Traders at the Ho central market are gnashing their teeth in anger at the management of the Ho Municipal Assembly (HMA) for using funds meant for the construction of the market to pay for judgment debt.
They are therefore demanding an explanation why they should not hit the street to express their displeasure at what they termed misplaced priority.
A highly placed source at the corridors of the Volta Regional Coordinating Council (VRGC) told this paper that the regional minister, Dr. Archibald Letsa, has been tasked to put pressure on the assembly to find money to replace what was used to pay Mr. Tommy Amematekpor as judgment debt, or else funds from the French Government will seize coming.
Speaking to your authoritative paper on the sidelines after their emergency meeting here in Ho, a trader, who pleaded anonymity for fear of intimidation and harassment, said the management of the assembly diverted GH¢500,000 of the Ghana Urban Management Pilot Project (FUMPP) fund to pay judgment debt to Mr. Amematekpor, a former special assistant to ex-president J.A. Kufuor.
She said due to such nonsensical act on the part of the assembly, the central market project and others, namely an abattoir and a landfill engineering site, have stalled, which is an embarrassment to them.
Ho Municipal Assembly was among four metropolitan assemblies, including Tamale, Sekondi/Takoradi and Kumasi metropolis, were to benefit from the GUMPP project, which was sponsored by the French government and was launched with fanfare at Ho in April, 2012.
The projects were to be completed within 18 months, but, at the time of filing this report, the three metropolitan assemblies had completed and handed over their project which is in use, but that of Ho Municipal Assembly is about 75 per cent complete due to negligence by management of the assembly.
Reports and facts gathered by this reporter indicated that the judgment debt came about as a result of stoppage of work on a parcel of government land located opposite the Ho Court Complex and behind Nigeria flat when the NPP was in government between 2001 and 2008 that he was putting up a structure but in 2009 when the NDC took over the government of the country the assembly had to stop work and demanded that permit be produced.

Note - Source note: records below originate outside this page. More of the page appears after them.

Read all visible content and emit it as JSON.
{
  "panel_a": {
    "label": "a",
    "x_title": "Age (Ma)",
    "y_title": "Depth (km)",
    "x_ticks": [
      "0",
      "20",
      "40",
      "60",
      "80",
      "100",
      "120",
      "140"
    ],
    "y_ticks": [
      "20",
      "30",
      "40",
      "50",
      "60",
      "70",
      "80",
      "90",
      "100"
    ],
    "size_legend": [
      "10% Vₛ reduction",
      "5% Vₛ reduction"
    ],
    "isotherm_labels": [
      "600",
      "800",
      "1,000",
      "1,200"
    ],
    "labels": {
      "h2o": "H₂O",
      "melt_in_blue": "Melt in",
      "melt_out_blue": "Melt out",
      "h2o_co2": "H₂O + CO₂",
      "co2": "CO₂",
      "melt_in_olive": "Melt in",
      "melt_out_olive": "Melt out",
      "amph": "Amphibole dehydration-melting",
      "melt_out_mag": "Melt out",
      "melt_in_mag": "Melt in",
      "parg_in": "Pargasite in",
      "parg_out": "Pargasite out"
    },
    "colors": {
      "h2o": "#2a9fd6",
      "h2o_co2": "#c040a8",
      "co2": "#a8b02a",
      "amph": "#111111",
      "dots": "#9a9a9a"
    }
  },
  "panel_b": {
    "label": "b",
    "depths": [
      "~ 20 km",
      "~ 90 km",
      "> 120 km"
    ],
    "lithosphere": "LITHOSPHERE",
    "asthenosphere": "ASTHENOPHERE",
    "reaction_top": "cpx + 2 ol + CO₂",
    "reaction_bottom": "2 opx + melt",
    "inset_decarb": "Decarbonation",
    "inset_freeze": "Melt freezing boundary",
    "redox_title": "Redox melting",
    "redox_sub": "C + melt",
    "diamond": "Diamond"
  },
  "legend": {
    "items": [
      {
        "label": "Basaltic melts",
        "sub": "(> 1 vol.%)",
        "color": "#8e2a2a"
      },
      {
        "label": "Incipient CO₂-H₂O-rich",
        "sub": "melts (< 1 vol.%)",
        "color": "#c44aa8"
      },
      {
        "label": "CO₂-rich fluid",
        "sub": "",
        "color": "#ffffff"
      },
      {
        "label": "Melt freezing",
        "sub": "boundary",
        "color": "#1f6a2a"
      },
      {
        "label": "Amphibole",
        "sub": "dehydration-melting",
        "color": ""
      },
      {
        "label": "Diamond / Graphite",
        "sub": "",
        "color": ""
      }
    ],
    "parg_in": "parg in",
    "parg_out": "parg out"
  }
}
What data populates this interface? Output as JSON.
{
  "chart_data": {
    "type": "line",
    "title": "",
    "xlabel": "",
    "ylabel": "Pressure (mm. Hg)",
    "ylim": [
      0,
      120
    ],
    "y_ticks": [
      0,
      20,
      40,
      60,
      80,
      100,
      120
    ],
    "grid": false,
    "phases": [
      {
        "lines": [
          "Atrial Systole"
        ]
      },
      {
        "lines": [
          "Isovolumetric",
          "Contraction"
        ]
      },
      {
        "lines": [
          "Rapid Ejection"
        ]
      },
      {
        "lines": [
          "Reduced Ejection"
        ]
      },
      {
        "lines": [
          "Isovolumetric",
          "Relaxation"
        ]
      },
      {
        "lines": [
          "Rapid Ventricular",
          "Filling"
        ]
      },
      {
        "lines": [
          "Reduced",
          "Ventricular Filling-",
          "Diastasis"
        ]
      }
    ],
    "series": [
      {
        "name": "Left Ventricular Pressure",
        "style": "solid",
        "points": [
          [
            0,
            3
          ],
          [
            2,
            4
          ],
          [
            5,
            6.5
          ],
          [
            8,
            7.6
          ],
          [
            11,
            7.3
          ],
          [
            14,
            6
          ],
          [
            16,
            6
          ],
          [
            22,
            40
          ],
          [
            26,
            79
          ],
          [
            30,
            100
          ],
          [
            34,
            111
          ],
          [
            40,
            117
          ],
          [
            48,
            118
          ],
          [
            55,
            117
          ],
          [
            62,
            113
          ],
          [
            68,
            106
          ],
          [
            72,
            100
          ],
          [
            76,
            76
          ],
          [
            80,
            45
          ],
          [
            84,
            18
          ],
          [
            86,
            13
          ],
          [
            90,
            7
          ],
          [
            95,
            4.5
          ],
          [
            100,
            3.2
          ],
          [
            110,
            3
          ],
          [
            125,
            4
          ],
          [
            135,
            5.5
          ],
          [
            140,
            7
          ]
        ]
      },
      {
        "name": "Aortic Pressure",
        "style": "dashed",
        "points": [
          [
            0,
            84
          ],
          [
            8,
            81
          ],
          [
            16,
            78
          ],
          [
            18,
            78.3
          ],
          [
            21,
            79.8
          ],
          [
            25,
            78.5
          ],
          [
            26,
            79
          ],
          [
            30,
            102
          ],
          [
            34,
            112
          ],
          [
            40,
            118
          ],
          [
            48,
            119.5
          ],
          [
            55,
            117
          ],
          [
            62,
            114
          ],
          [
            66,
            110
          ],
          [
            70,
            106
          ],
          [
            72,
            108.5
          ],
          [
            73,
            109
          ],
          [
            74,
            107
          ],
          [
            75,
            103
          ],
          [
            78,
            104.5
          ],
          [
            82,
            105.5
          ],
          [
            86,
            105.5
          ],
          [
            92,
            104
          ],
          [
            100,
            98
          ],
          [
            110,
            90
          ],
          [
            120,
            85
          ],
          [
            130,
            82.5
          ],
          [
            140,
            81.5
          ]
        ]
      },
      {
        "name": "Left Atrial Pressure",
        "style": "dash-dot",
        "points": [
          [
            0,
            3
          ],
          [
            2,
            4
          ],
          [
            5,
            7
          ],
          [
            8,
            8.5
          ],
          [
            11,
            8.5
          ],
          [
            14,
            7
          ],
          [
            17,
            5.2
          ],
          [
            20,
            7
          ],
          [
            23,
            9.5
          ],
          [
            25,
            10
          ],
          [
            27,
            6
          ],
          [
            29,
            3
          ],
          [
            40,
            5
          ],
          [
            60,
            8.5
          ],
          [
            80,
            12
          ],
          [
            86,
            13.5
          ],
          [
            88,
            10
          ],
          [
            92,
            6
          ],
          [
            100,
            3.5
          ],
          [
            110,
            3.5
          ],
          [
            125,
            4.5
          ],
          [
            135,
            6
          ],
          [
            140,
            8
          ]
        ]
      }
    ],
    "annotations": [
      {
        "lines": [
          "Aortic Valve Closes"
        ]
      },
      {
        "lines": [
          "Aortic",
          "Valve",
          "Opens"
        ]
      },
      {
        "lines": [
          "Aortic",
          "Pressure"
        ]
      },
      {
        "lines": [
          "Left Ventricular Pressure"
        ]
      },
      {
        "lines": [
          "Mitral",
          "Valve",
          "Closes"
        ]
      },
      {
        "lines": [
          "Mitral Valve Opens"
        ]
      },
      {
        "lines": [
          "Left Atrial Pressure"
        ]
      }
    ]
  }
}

Mr. Amematekpor, not happy with this development, dragged the assembly to a Human Rights Court in Accra.
The assembly failed to appear in court and judgment was pronounced in his favour.
The assembly filed an appeal but again failed to show up in court and judgment again was delivered in Amematekpor’s favour, with all bank accounts and property of the assembly garnished.
It quickly, last month paid the judgment debt with GUMPP funds, an action which has made work on the project to stall.
According to the traders, if nothing is done quickly to solve the impasse, the government stands to lose assistance in any form from the French government.
When contacted, the Municipal Chief Executive (MCE), Nelson Akorli, debunked the allegation, saying they are working hard to get the projects completed.